O pedido foi acolhido em parte. Por unanimidade, os conselheiros seguiram o voto da relatora, Daldice Santana, que apontou a ilegalidade em duas exigências feitas na portaria editada pelo TJSP para regulamentar o reaproveitamento de magistrados afastados. Em suma, o CNJ entendeu que a etapa da avaliação técnico-jurídica não pode ser seletiva, ao contrário do que estava previsto originalmente no ato administrativo.
Foi em meio a este debate que Cármen Lúcia aproveitou para comentar o assunto: “Ainda que haja muita incompreensão na sociedade, porque casos graves são concluídos no sentido da aposentadoria compulsória, que permite ao magistrado continuar a perceber seus proventos, estamos tentando elucidar que isso está na Constituição e, caso se pretenda uma mudança, que se mude a Constituição, a legislação”, comentou antes de proferir seu voto sobre Holland.
A disponibilidade é a segunda sanção mais grave prevista na Lei Orgânica da Magistratura – a primeira é a aposentadoria compulsória.
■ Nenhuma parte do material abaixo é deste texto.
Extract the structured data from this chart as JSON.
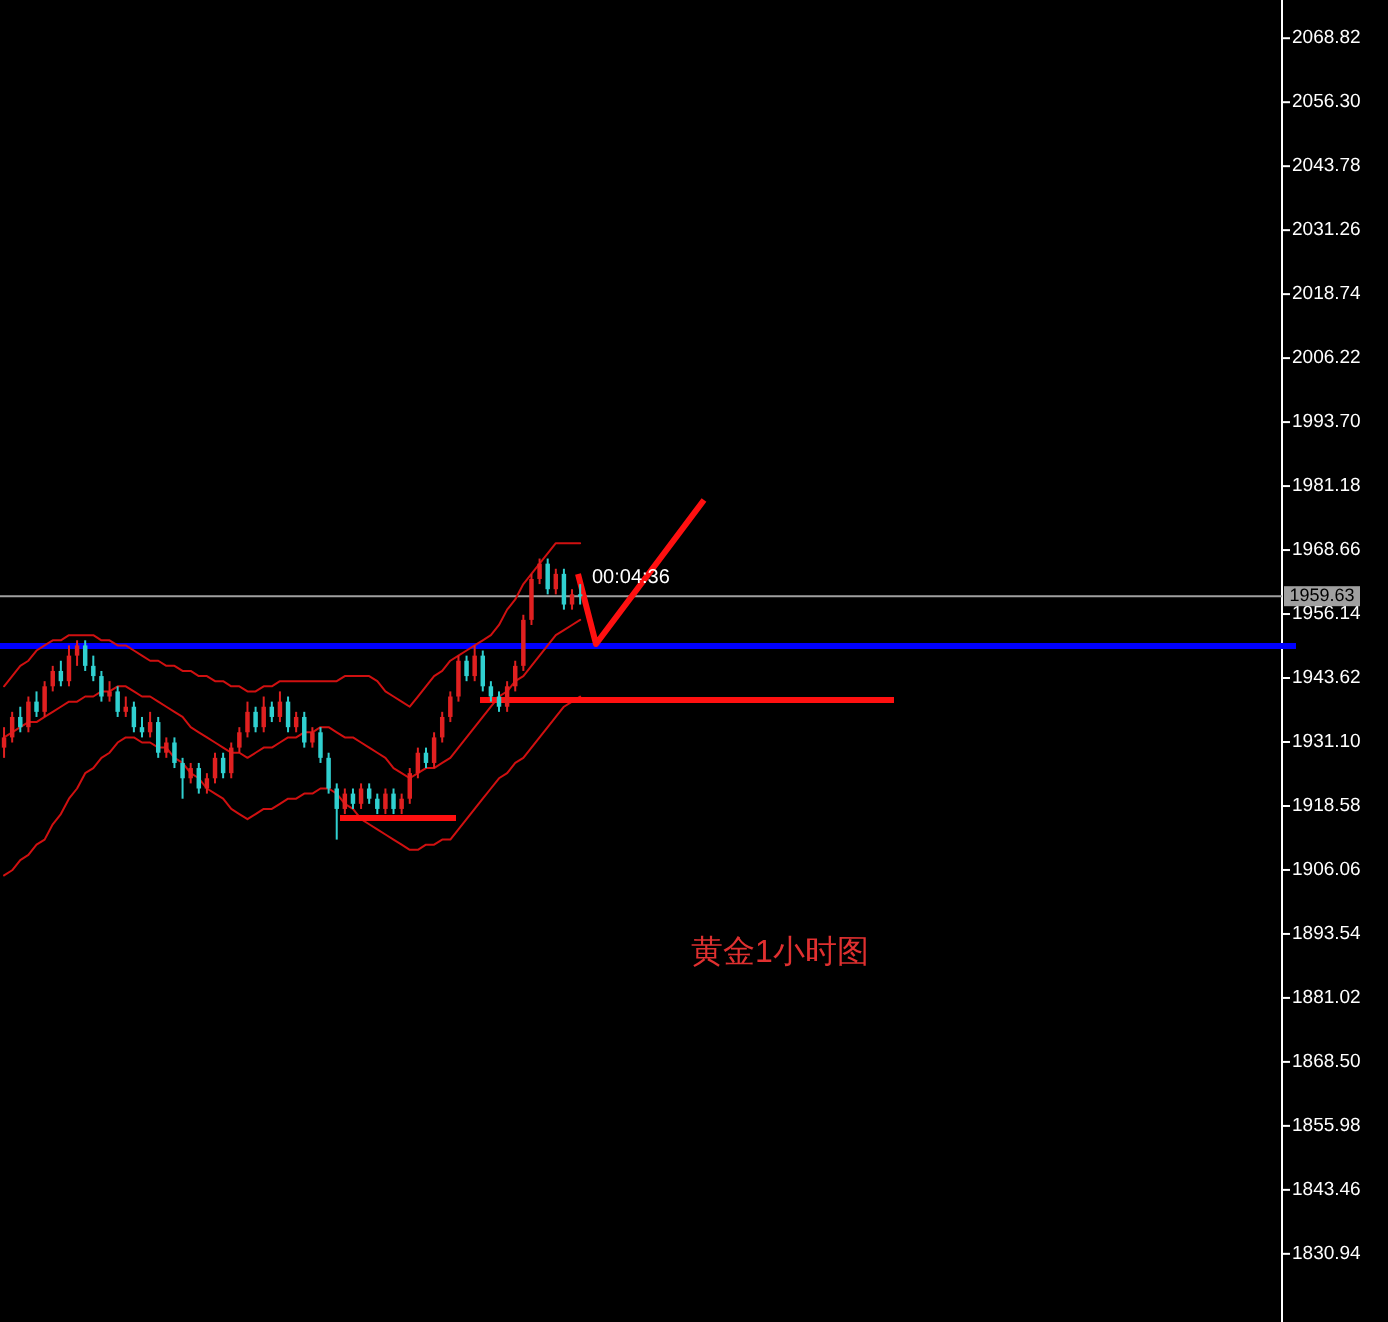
{
  "chart_data": {
    "type": "candlestick",
    "categories": [
      null,
      null,
      null,
      null,
      null,
      null,
      null,
      null,
      null,
      null,
      null,
      null,
      null,
      null,
      null,
      null,
      null,
      null,
      null,
      null,
      null,
      null,
      null,
      null,
      null,
      null,
      null,
      null,
      null,
      null,
      null,
      null,
      null,
      null,
      null,
      null,
      null,
      null,
      null,
      null,
      null,
      null,
      null,
      null,
      null,
      null,
      null,
      null,
      null,
      null,
      null,
      null,
      null,
      null,
      null,
      null,
      null,
      null,
      null,
      null,
      null,
      null,
      null,
      null,
      null,
      null,
      null,
      null,
      null,
      null,
      null,
      null,
      null,
      null,
      null,
      null,
      null,
      null,
      null,
      null,
      null,
      null,
      null,
      null,
      null,
      null,
      null,
      null,
      null,
      null,
      null,
      null,
      null,
      null,
      null,
      null,
      null,
      null,
      null,
      null,
      null,
      null,
      null,
      null,
      null,
      null,
      null,
      null,
      null,
      null,
      null,
      null,
      null,
      null,
      null,
      null,
      null,
      null,
      null,
      null,
      null,
      null,
      null,
      null,
      null,
      null,
      null,
      null,
      null,
      null,
      null,
      null,
      null,
      null,
      null,
      null,
      null,
      null,
      null,
      null,
      null,
      null,
      null,
      null,
      null,
      null,
      null,
      null,
      null,
      null,
      null,
      null,
      null,
      null,
      null,
      null,
      null,
      null
    ],
    "ohlc": [
      [
        1930,
        1934,
        1928,
        1932
      ],
      [
        1932,
        1937,
        1931,
        1936
      ],
      [
        1936,
        1938,
        1933,
        1934
      ],
      [
        1934,
        1940,
        1933,
        1939
      ],
      [
        1939,
        1941,
        1936,
        1937
      ],
      [
        1937,
        1943,
        1936,
        1942
      ],
      [
        1942,
        1946,
        1941,
        1945
      ],
      [
        1945,
        1947,
        1942,
        1943
      ],
      [
        1943,
        1950,
        1942,
        1948
      ],
      [
        1948,
        1951,
        1946,
        1950
      ],
      [
        1950,
        1951,
        1945,
        1946
      ],
      [
        1946,
        1948,
        1943,
        1944
      ],
      [
        1944,
        1945,
        1939,
        1940
      ],
      [
        1940,
        1943,
        1939,
        1941
      ],
      [
        1941,
        1942,
        1936,
        1937
      ],
      [
        1937,
        1940,
        1936,
        1938
      ],
      [
        1938,
        1939,
        1933,
        1934
      ],
      [
        1934,
        1936,
        1932,
        1933
      ],
      [
        1933,
        1937,
        1932,
        1935
      ],
      [
        1935,
        1936,
        1928,
        1929
      ],
      [
        1929,
        1932,
        1928,
        1931
      ],
      [
        1931,
        1932,
        1926,
        1927
      ],
      [
        1927,
        1928,
        1920,
        1924
      ],
      [
        1924,
        1927,
        1923,
        1926
      ],
      [
        1926,
        1927,
        1921,
        1922
      ],
      [
        1922,
        1925,
        1921,
        1924
      ],
      [
        1924,
        1929,
        1923,
        1928
      ],
      [
        1928,
        1929,
        1924,
        1925
      ],
      [
        1925,
        1931,
        1924,
        1930
      ],
      [
        1930,
        1934,
        1929,
        1933
      ],
      [
        1933,
        1939,
        1932,
        1937
      ],
      [
        1937,
        1938,
        1933,
        1934
      ],
      [
        1934,
        1940,
        1933,
        1938
      ],
      [
        1938,
        1939,
        1935,
        1936
      ],
      [
        1936,
        1941,
        1935,
        1939
      ],
      [
        1939,
        1940,
        1933,
        1934
      ],
      [
        1934,
        1937,
        1933,
        1936
      ],
      [
        1936,
        1937,
        1930,
        1931
      ],
      [
        1931,
        1934,
        1930,
        1933
      ],
      [
        1933,
        1934,
        1927,
        1928
      ],
      [
        1928,
        1929,
        1921,
        1922
      ],
      [
        1922,
        1923,
        1912,
        1918
      ],
      [
        1918,
        1922,
        1917,
        1921
      ],
      [
        1921,
        1922,
        1918,
        1919
      ],
      [
        1919,
        1923,
        1918,
        1922
      ],
      [
        1922,
        1923,
        1919,
        1920
      ],
      [
        1920,
        1921,
        1917,
        1918
      ],
      [
        1918,
        1922,
        1917,
        1921
      ],
      [
        1921,
        1922,
        1917,
        1918
      ],
      [
        1918,
        1921,
        1917,
        1920
      ],
      [
        1920,
        1926,
        1919,
        1925
      ],
      [
        1925,
        1930,
        1924,
        1929
      ],
      [
        1929,
        1930,
        1926,
        1927
      ],
      [
        1927,
        1933,
        1926,
        1932
      ],
      [
        1932,
        1937,
        1931,
        1936
      ],
      [
        1936,
        1941,
        1935,
        1940
      ],
      [
        1940,
        1948,
        1939,
        1947
      ],
      [
        1947,
        1948,
        1943,
        1944
      ],
      [
        1944,
        1950,
        1943,
        1948
      ],
      [
        1948,
        1949,
        1941,
        1942
      ],
      [
        1942,
        1943,
        1939,
        1940
      ],
      [
        1940,
        1941,
        1937,
        1938
      ],
      [
        1938,
        1943,
        1937,
        1942
      ],
      [
        1942,
        1947,
        1941,
        1946
      ],
      [
        1946,
        1956,
        1945,
        1955
      ],
      [
        1955,
        1964,
        1954,
        1963
      ],
      [
        1963,
        1967,
        1962,
        1966
      ],
      [
        1966,
        1967,
        1960,
        1961
      ],
      [
        1961,
        1965,
        1960,
        1964
      ],
      [
        1964,
        1965,
        1957,
        1958
      ],
      [
        1958,
        1961,
        1957,
        1960
      ],
      [
        1960,
        1962,
        1958,
        1959.63
      ],
      null,
      null,
      null,
      null,
      null,
      null,
      null,
      null,
      null,
      null,
      null,
      null,
      null,
      null,
      null,
      null,
      null,
      null,
      null,
      null,
      null,
      null,
      null,
      null,
      null,
      null,
      null,
      null,
      null,
      null,
      null,
      null,
      null,
      null,
      null,
      null,
      null,
      null,
      null,
      null,
      null,
      null,
      null,
      null,
      null,
      null,
      null,
      null,
      null,
      null,
      null,
      null,
      null,
      null,
      null,
      null,
      null,
      null,
      null,
      null,
      null,
      null,
      null,
      null,
      null,
      null,
      null,
      null,
      null,
      null,
      null,
      null,
      null,
      null,
      null,
      null,
      null,
      null,
      null,
      null,
      null,
      null,
      null,
      null,
      null,
      null
    ],
    "colors": [
      "#e02020",
      "#e02020",
      "#30d0d0",
      "#e02020",
      "#30d0d0",
      "#e02020",
      "#e02020",
      "#30d0d0",
      "#e02020",
      "#e02020",
      "#30d0d0",
      "#30d0d0",
      "#30d0d0",
      "#e02020",
      "#30d0d0",
      "#e02020",
      "#30d0d0",
      "#30d0d0",
      "#e02020",
      "#30d0d0",
      "#e02020",
      "#30d0d0",
      "#30d0d0",
      "#e02020",
      "#30d0d0",
      "#e02020",
      "#e02020",
      "#30d0d0",
      "#e02020",
      "#e02020",
      "#e02020",
      "#30d0d0",
      "#e02020",
      "#30d0d0",
      "#e02020",
      "#30d0d0",
      "#e02020",
      "#30d0d0",
      "#e02020",
      "#30d0d0",
      "#30d0d0",
      "#30d0d0",
      "#e02020",
      "#30d0d0",
      "#e02020",
      "#30d0d0",
      "#30d0d0",
      "#e02020",
      "#30d0d0",
      "#e02020",
      "#e02020",
      "#e02020",
      "#30d0d0",
      "#e02020",
      "#e02020",
      "#e02020",
      "#e02020",
      "#30d0d0",
      "#e02020",
      "#30d0d0",
      "#30d0d0",
      "#30d0d0",
      "#e02020",
      "#e02020",
      "#e02020",
      "#e02020",
      "#e02020",
      "#30d0d0",
      "#e02020",
      "#30d0d0",
      "#e02020",
      "#30d0d0",
      null,
      null,
      null,
      null,
      null,
      null,
      null,
      null,
      null,
      null,
      null,
      null,
      null,
      null,
      null,
      null,
      null,
      null,
      null,
      null,
      null,
      null,
      null,
      null,
      null,
      null,
      null,
      null,
      null,
      null,
      null,
      null,
      null,
      null,
      null,
      null,
      null,
      null,
      null,
      null,
      null,
      null,
      null,
      null,
      null,
      null,
      null,
      null,
      null,
      null,
      null,
      null,
      null,
      null,
      null,
      null,
      null,
      null,
      null,
      null,
      null,
      null,
      null,
      null,
      null,
      null,
      null,
      null,
      null,
      null,
      null,
      null,
      null,
      null,
      null,
      null,
      null,
      null,
      null,
      null,
      null,
      null,
      null,
      null,
      null,
      null
    ],
    "series": [
      {
        "type": "line",
        "color": "#d01010",
        "values": [
          1942,
          1944,
          1946,
          1947,
          1949,
          1950,
          1951,
          1951,
          1952,
          1952,
          1952,
          1952,
          1951,
          1951,
          1950,
          1950,
          1949,
          1948,
          1947,
          1947,
          1946,
          1946,
          1945,
          1945,
          1944,
          1944,
          1943,
          1943,
          1942,
          1942,
          1941,
          1941,
          1942,
          1942,
          1943,
          1943,
          1943,
          1943,
          1943,
          1943,
          1943,
          1943,
          1944,
          1944,
          1944,
          1944,
          1943,
          1941,
          1940,
          1939,
          1938,
          1940,
          1942,
          1944,
          1945,
          1947,
          1948,
          1949,
          1950,
          1951,
          1952,
          1954,
          1957,
          1959,
          1962,
          1964,
          1966,
          1968,
          1970,
          1970,
          1970,
          1970,
          null,
          null,
          null,
          null,
          null,
          null,
          null,
          null,
          null,
          null,
          null,
          null,
          null,
          null,
          null,
          null,
          null,
          null,
          null,
          null,
          null,
          null,
          null,
          null,
          null,
          null,
          null,
          null,
          null,
          null,
          null,
          null,
          null,
          null,
          null,
          null,
          null,
          null,
          null,
          null,
          null,
          null,
          null,
          null,
          null,
          null,
          null,
          null,
          null,
          null,
          null,
          null,
          null,
          null,
          null,
          null,
          null,
          null,
          null,
          null,
          null,
          null,
          null,
          null,
          null,
          null,
          null,
          null,
          null,
          null,
          null,
          null,
          null,
          null,
          null,
          null,
          null,
          null,
          null,
          null,
          null,
          null,
          null,
          null,
          null,
          null
        ]
      },
      {
        "type": "line",
        "color": "#d01010",
        "values": [
          1932,
          1933,
          1934,
          1935,
          1935,
          1936,
          1937,
          1938,
          1939,
          1939,
          1940,
          1940,
          1941,
          1941,
          1942,
          1942,
          1941,
          1940,
          1940,
          1939,
          1938,
          1937,
          1936,
          1934,
          1933,
          1932,
          1931,
          1930,
          1929,
          1929,
          1928,
          1929,
          1930,
          1930,
          1931,
          1932,
          1932,
          1933,
          1933,
          1934,
          1934,
          1933,
          1932,
          1932,
          1931,
          1930,
          1929,
          1928,
          1926,
          1925,
          1924,
          1925,
          1926,
          1926,
          1927,
          1928,
          1930,
          1932,
          1934,
          1936,
          1938,
          1940,
          1941,
          1943,
          1944,
          1946,
          1948,
          1950,
          1952,
          1953,
          1954,
          1955,
          null,
          null,
          null,
          null,
          null,
          null,
          null,
          null,
          null,
          null,
          null,
          null,
          null,
          null,
          null,
          null,
          null,
          null,
          null,
          null,
          null,
          null,
          null,
          null,
          null,
          null,
          null,
          null,
          null,
          null,
          null,
          null,
          null,
          null,
          null,
          null,
          null,
          null,
          null,
          null,
          null,
          null,
          null,
          null,
          null,
          null,
          null,
          null,
          null,
          null,
          null,
          null,
          null,
          null,
          null,
          null,
          null,
          null,
          null,
          null,
          null,
          null,
          null,
          null,
          null,
          null,
          null,
          null,
          null,
          null,
          null,
          null,
          null,
          null,
          null,
          null,
          null,
          null,
          null,
          null,
          null,
          null,
          null,
          null,
          null,
          null
        ]
      },
      {
        "type": "line",
        "color": "#d01010",
        "values": [
          1905,
          1906,
          1908,
          1909,
          1911,
          1912,
          1915,
          1917,
          1920,
          1922,
          1925,
          1926,
          1928,
          1929,
          1931,
          1932,
          1932,
          1931,
          1931,
          1930,
          1930,
          1928,
          1927,
          1925,
          1924,
          1922,
          1921,
          1920,
          1918,
          1917,
          1916,
          1917,
          1918,
          1918,
          1919,
          1920,
          1920,
          1921,
          1921,
          1922,
          1922,
          1921,
          1919,
          1918,
          1916,
          1915,
          1914,
          1913,
          1912,
          1911,
          1910,
          1910,
          1911,
          1911,
          1912,
          1912,
          1914,
          1916,
          1918,
          1920,
          1922,
          1924,
          1925,
          1927,
          1928,
          1930,
          1932,
          1934,
          1936,
          1938,
          1939,
          1940,
          null,
          null,
          null,
          null,
          null,
          null,
          null,
          null,
          null,
          null,
          null,
          null,
          null,
          null,
          null,
          null,
          null,
          null,
          null,
          null,
          null,
          null,
          null,
          null,
          null,
          null,
          null,
          null,
          null,
          null,
          null,
          null,
          null,
          null,
          null,
          null,
          null,
          null,
          null,
          null,
          null,
          null,
          null,
          null,
          null,
          null,
          null,
          null,
          null,
          null,
          null,
          null,
          null,
          null,
          null,
          null,
          null,
          null,
          null,
          null,
          null,
          null,
          null,
          null,
          null,
          null,
          null,
          null,
          null,
          null,
          null,
          null,
          null,
          null,
          null,
          null,
          null,
          null,
          null,
          null,
          null,
          null,
          null,
          null,
          null,
          null
        ]
      }
    ],
    "ref_lines": [
      {
        "axis": "y",
        "value": 1949.9,
        "color": "#0000ff"
      },
      {
        "axis": "y",
        "value": 1959.63,
        "label": "1959.63",
        "color": "#a0a0a0"
      }
    ],
    "annotations": [
      "00:04:36",
      "黄金1小时图"
    ],
    "ylim": [
      1817.6,
      2076.3
    ],
    "yticks": [
      {
        "value": 2068.82,
        "label": "2068.82"
      },
      {
        "value": 2056.3,
        "label": "2056.30"
      },
      {
        "value": 2043.78,
        "label": "2043.78"
      },
      {
        "value": 2031.26,
        "label": "2031.26"
      },
      {
        "value": 2018.74,
        "label": "2018.74"
      },
      {
        "value": 2006.22,
        "label": "2006.22"
      },
      {
        "value": 1993.7,
        "label": "1993.70"
      },
      {
        "value": 1981.18,
        "label": "1981.18"
      },
      {
        "value": 1968.66,
        "label": "1968.66"
      },
      {
        "value": 1956.14,
        "label": "1956.14"
      },
      {
        "value": 1943.62,
        "label": "1943.62"
      },
      {
        "value": 1931.1,
        "label": "1931.10"
      },
      {
        "value": 1918.58,
        "label": "1918.58"
      },
      {
        "value": 1906.06,
        "label": "1906.06"
      },
      {
        "value": 1893.54,
        "label": "1893.54"
      },
      {
        "value": 1881.02,
        "label": "1881.02"
      },
      {
        "value": 1868.5,
        "label": "1868.50"
      },
      {
        "value": 1855.98,
        "label": "1855.98"
      },
      {
        "value": 1843.46,
        "label": "1843.46"
      },
      {
        "value": 1830.94,
        "label": "1830.94"
      }
    ],
    "tick_labels": "y"
  }
}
O juiz punido com disponibilidade é afastado da função com vencimentos proporcionais. Neste caso, o advogado de Holland disse que seu cliente recebeu R$ 6 mil durante esses 25 anos.
Outro caso
Também nesta terça-feira, o CNJ começou a julgar o juiz Rafael de Oliveira Fonseca, aposentado compulsoriamente por decisão do Órgão Especial do Tribunal de Justiça do Rio de Janeiro em 2013 sob acusação de autorizar escutas ilegais, destruir conteúdo de gravações, vender sentença e repassar armas, carros e outros bens apreendidos pela polícia a assessores.
No CNJ, ele pede a revisão da pena imposta pelo TJ-RJ. O relator do caso, conselheiro Henrique Ávila, acolheu o pedido da defesa e votou por transformar a aposentadoria no afastamento por 2 anos. O conselheiro Rogério Nascimento, no entanto, pediu vista e o julgamento foi interrompido. Caso prevaleça a tese de Ávila, o magistrado poderá voltar a atuar imediatamente, pois já cumpriu a pena de disponibilidade de dois anos sugerida pelo conselheiro.
“A impressão que se tem é que a penalidade não levou em consideração o quanto efetivamente foi comprovado, mas sim o que constava na portaria de instauração do Processo Administrativo Disciplinar. Fosse provado tudo que está na instauração do PAD, a aposentadoria seria mais que justificada, mas não foi isso que aconteceu”, afirmou.
Ao pedir vista, Nascimento deu a entender que deve divergir do relator. “A matéria é muito complexa. Tenho que não deveríamos invadir a autonomia do tribunal na valoração da prova e gostaria de trazer isso de maneira mais consistente e fundamentada”, explicou. Cármen Lúcia disse que o adiamento é “bem-vindo”, mas também antecipou que deve manter a pena imposta pelo TJRJ. “A minha tendência é no sentido de divergir”, salientou.